Face au virus, on devrait réfléchir de cette façon mais cela veut dire sans doute produire moins, ou a minima travailler moins, en moins grand nombre. Par exemple : plutôt que d’obliger tous les salariés d’une plateforme de logistique à porter des masques, il suffit de se dire que si, au lieu d’être 100, on est 50 à travailler en même temps, on aura nécessairement plus de place, mais cela sans perte de salaire, sans perte de congés, etc. Ça veut dire imposer au patronat des choses qui dépassent le simple cadre légal et donc cela nécessite un rapport de force important en faveur des salariés. Comme dans ces usines où les salariés ont obtenu qu’entre deux équipes, on stoppe la production un temps, pour permettre de nettoyer les postes (c’est le cas dans certaines usines métallurgiques, mais c’est assez rare car souvent le patron impose aux salariés de tout faire en même temps : leur travail habituel, désinfecter les postes, penser à se laver les mains, etc.).

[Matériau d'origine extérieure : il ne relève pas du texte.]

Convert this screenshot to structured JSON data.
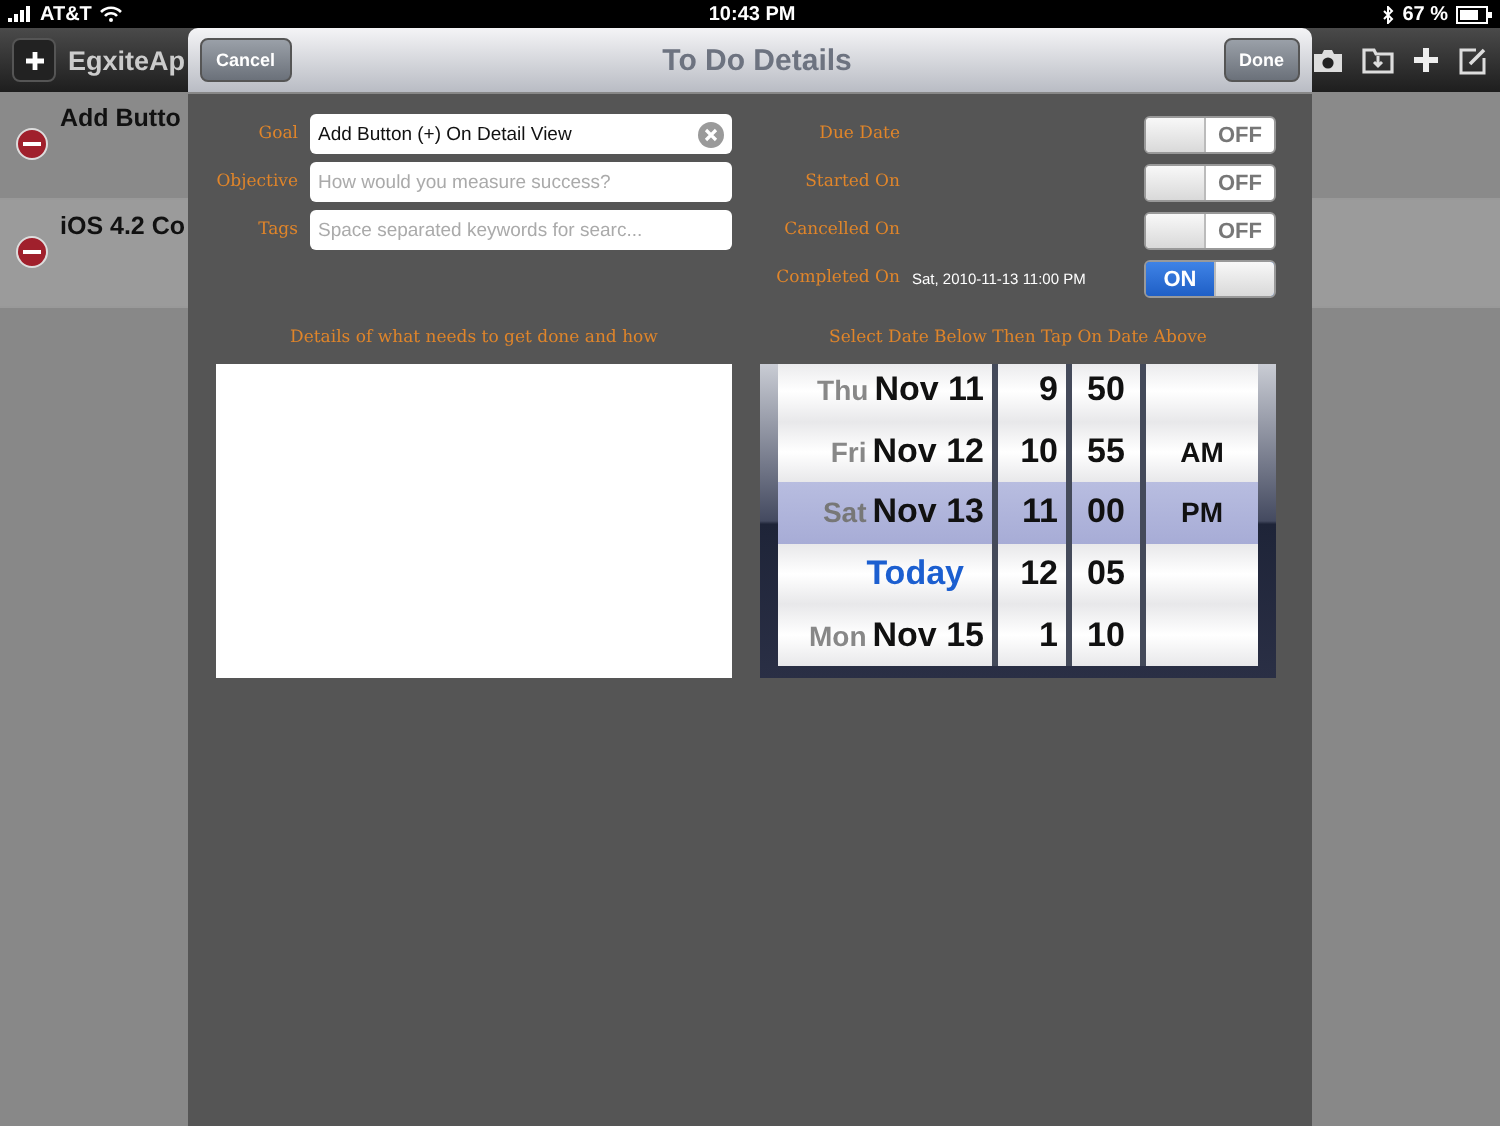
{
  "status_bar": {
    "carrier": "AT&T",
    "time": "10:43 PM",
    "battery": "67 %"
  },
  "background": {
    "title": "EgxiteAp",
    "rows": [
      {
        "title": "Add Butto",
        "selected": false
      },
      {
        "title": "iOS 4.2 Co",
        "selected": true
      }
    ]
  },
  "dialog": {
    "title": "To Do Details",
    "cancel": "Cancel",
    "done": "Done",
    "fields": [
      {
        "label": "Goal",
        "value": "Add Button (+) On Detail View",
        "clearable": true
      },
      {
        "label": "Objective",
        "placeholder": "How would you measure success?",
        "clearable": false
      },
      {
        "label": "Tags",
        "placeholder": "Space separated keywords for searc...",
        "clearable": false
      }
    ],
    "toggles": [
      {
        "label": "Due Date",
        "on": false,
        "state": "OFF"
      },
      {
        "label": "Started On",
        "on": false,
        "state": "OFF"
      },
      {
        "label": "Cancelled On",
        "on": false,
        "state": "OFF"
      },
      {
        "label": "Completed On",
        "value": "Sat, 2010-11-13 11:00 PM",
        "on": true,
        "state": "ON"
      }
    ],
    "details_label": "Details of what needs to get done and how",
    "picker_label": "Select Date Below Then Tap On Date Above",
    "picker_rows": [
      {
        "weekday": "Thu",
        "date": "Nov 11",
        "hour": "9",
        "minute": "50",
        "selected": false
      },
      {
        "weekday": "Fri",
        "date": "Nov 12",
        "hour": "10",
        "minute": "55",
        "ampm": "AM",
        "selected": false
      },
      {
        "weekday": "Sat",
        "date": "Nov 13",
        "hour": "11",
        "minute": "00",
        "ampm": "PM",
        "selected": true
      },
      {
        "today": "Today",
        "hour": "12",
        "minute": "05",
        "selected": false
      },
      {
        "weekday": "Mon",
        "date": "Nov 15",
        "hour": "1",
        "minute": "10",
        "selected": false
      }
    ]
  }
}
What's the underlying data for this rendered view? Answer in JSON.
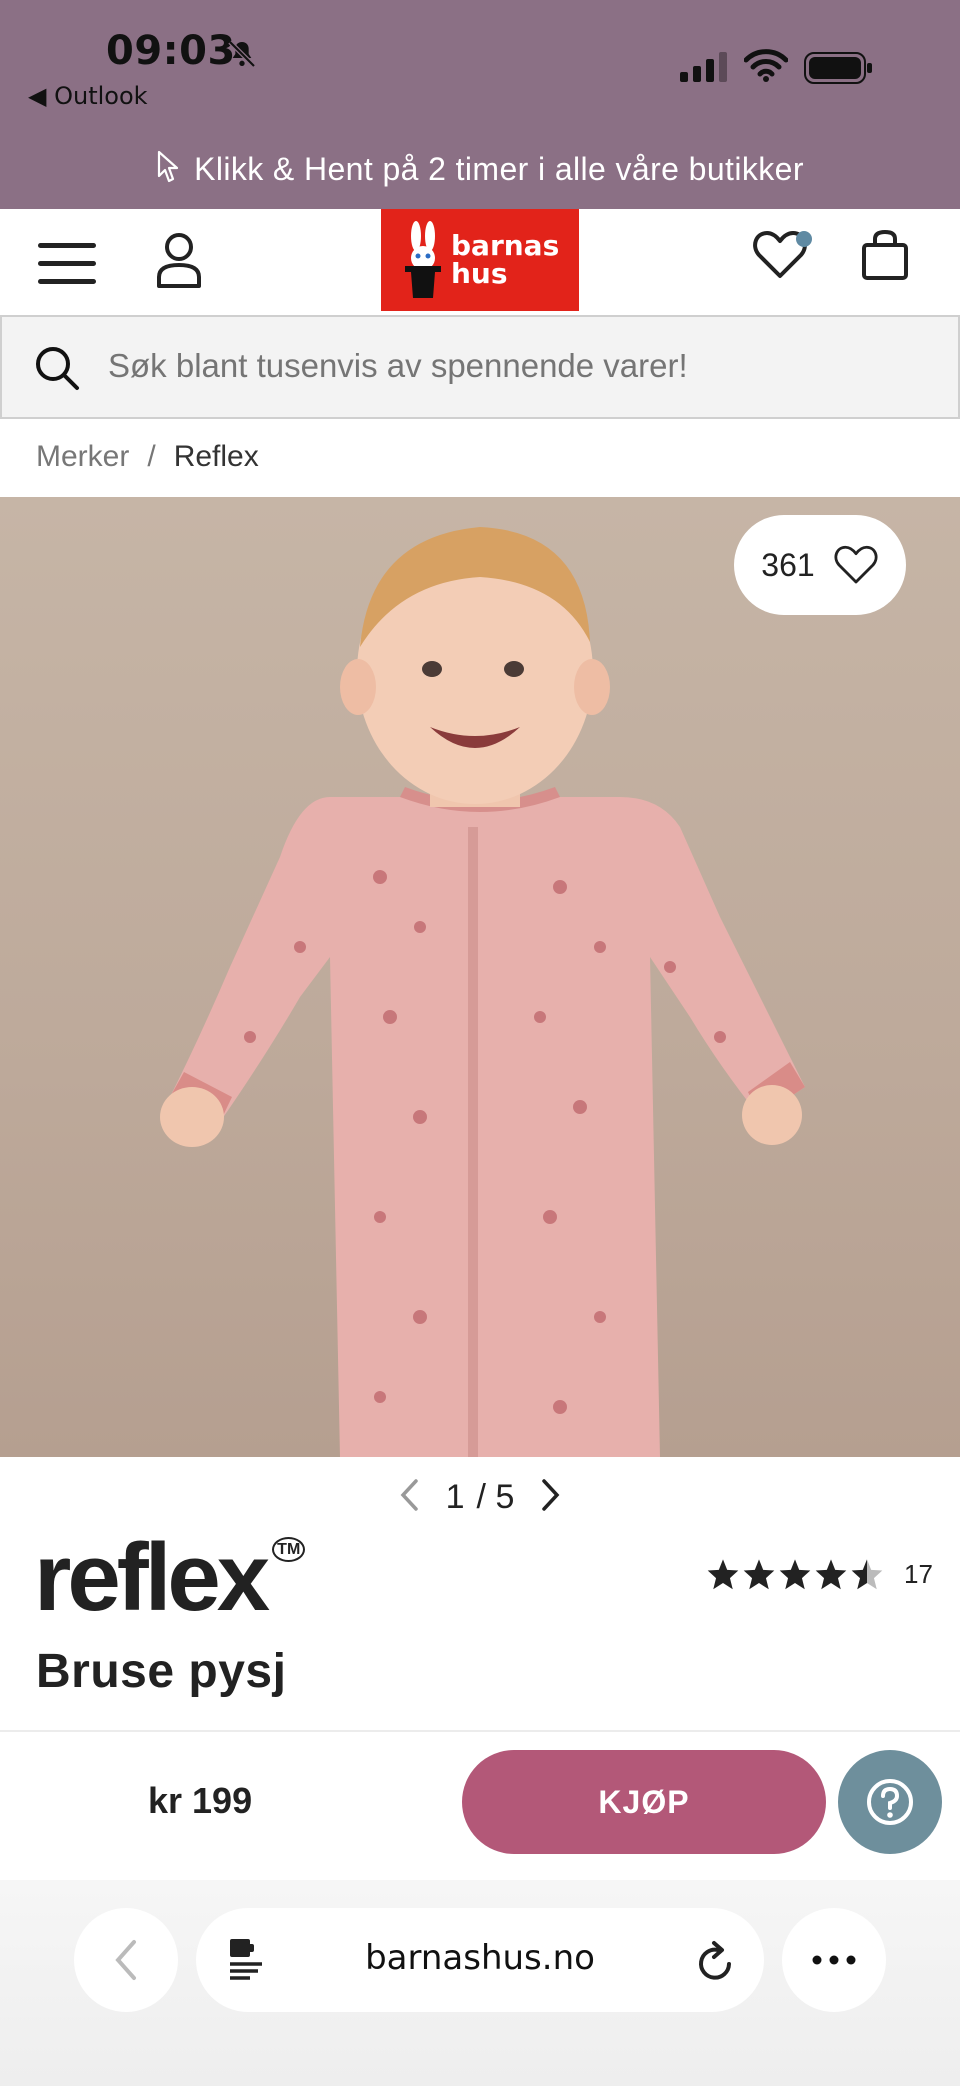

« Il faudra des réactions fortes des travailleurs »

  • Alors que Macron a annoncé le déconfinement au 11 mai, renvoyant les gamins à l’école pour mieux renvoyer leurs parents au boulot, comment vois-tu la reprise qu’on cherche à imposer ?

On voit mal comment il va être possible d’être en sécurité dans de très nombreuses entreprises. Il faudra des réactions fortes des travailleurs pour faire valoir leurs droits, car il n’y aura pas assez d’inspecteurs du travail pour tout contrôler !

De manière générale, bien sûr que nous répondons au maximum aux sollicitations des travailleurs qui font appel à nous. Mais là où nous avons le moins besoin d’intervenir, c’est là où les travailleurs s’organisent pour imposer à leur patron les conditions qu’ils estiment nécessaires. Le meilleur des pouvoirs face au patronat, c’est celui de la réaction collective.


[1Pseudonyme

[3Notamment la convention 81 de l’Organisation internationale du Travail, organisme dépendant de l’ONU et sur laquelle la France est signataire.